Real production systems often use dedicated cache libraries, but the principle is the same: long-lived memory needs limits.

Common Mistakes

  • Calling System.gc() and expecting predictable cleanup.
  • Assuming garbage collection prevents every memory leak.
  • Keeping unnecessary references in static fields.
  • Ignoring heap usage until the application crashes.

Mini Practice

Create a list in a loop and observe memory usage conceptually. Then explain why a local list can be collected after the method ends but a static list may stay forever.

Practice Lab: Reachability Experiment

Reason about which objects can be garbage collected and which stay reachable.

  1. Create a method that builds a local ArrayList of temporary objects.
  2. Let the method finish and explain why the list can become unreachable.
  3. Create a static list and keep adding objects to it.
  4. Explain why those objects remain reachable.
  5. Add a clear method that removes unneeded items from the static list.

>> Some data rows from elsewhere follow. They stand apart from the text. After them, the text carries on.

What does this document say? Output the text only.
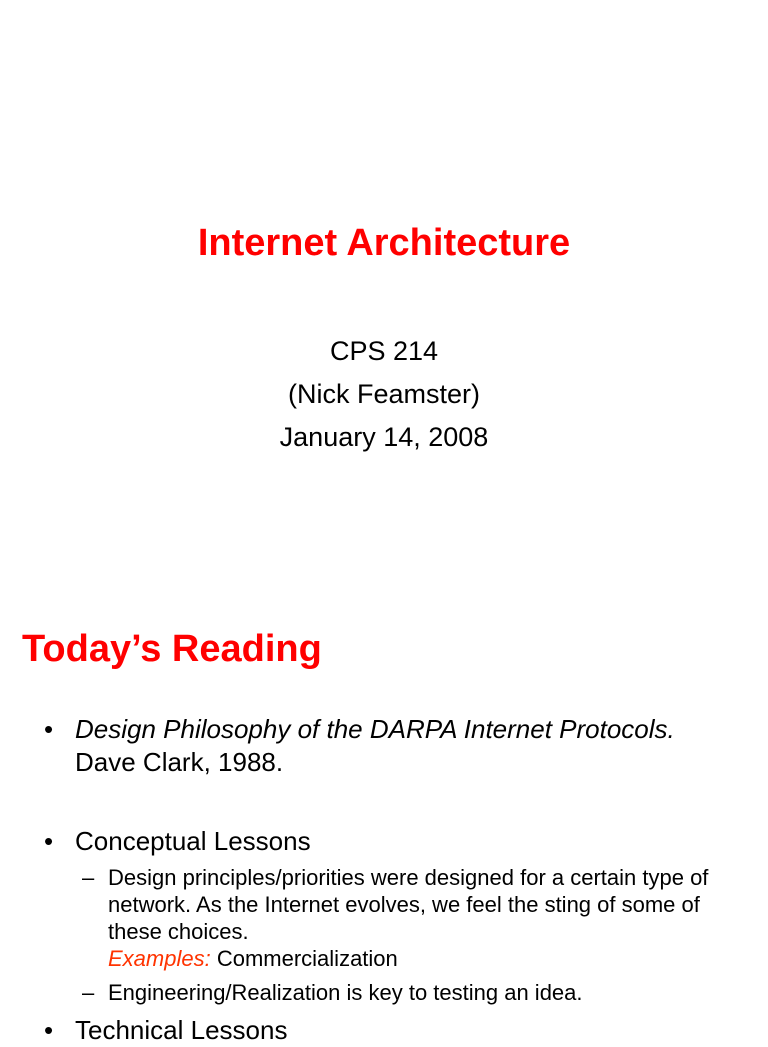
Internet Architecture
CPS 214
(Nick Feamster)
January 14, 2008
Today’s Reading
• Design Philosophy of the DARPA Internet Protocols.  Dave Clark, 1988.
• Conceptual Lessons
– Design principles/priorities were designed for a certain type of network. As the Internet evolves, we feel the sting of some of these choices.
Examples: Commercialization
– Engineering/Realization is key to testing an idea.
• Technical Lessons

Goal: Understand that Java memory leaks usually come from objects that remain reachable too long.

Revision Checkpoint

  • Heap: Memory area where objects live.
  • Reachable: Object can still be accessed through references.
  • Garbage: Object no longer reachable.
  • GC: Reclaims unreachable object memory.
  • Leak risk: Long-lived references can keep unused objects alive.

Before the quiz: Explain how a static list can cause a memory leak in Java.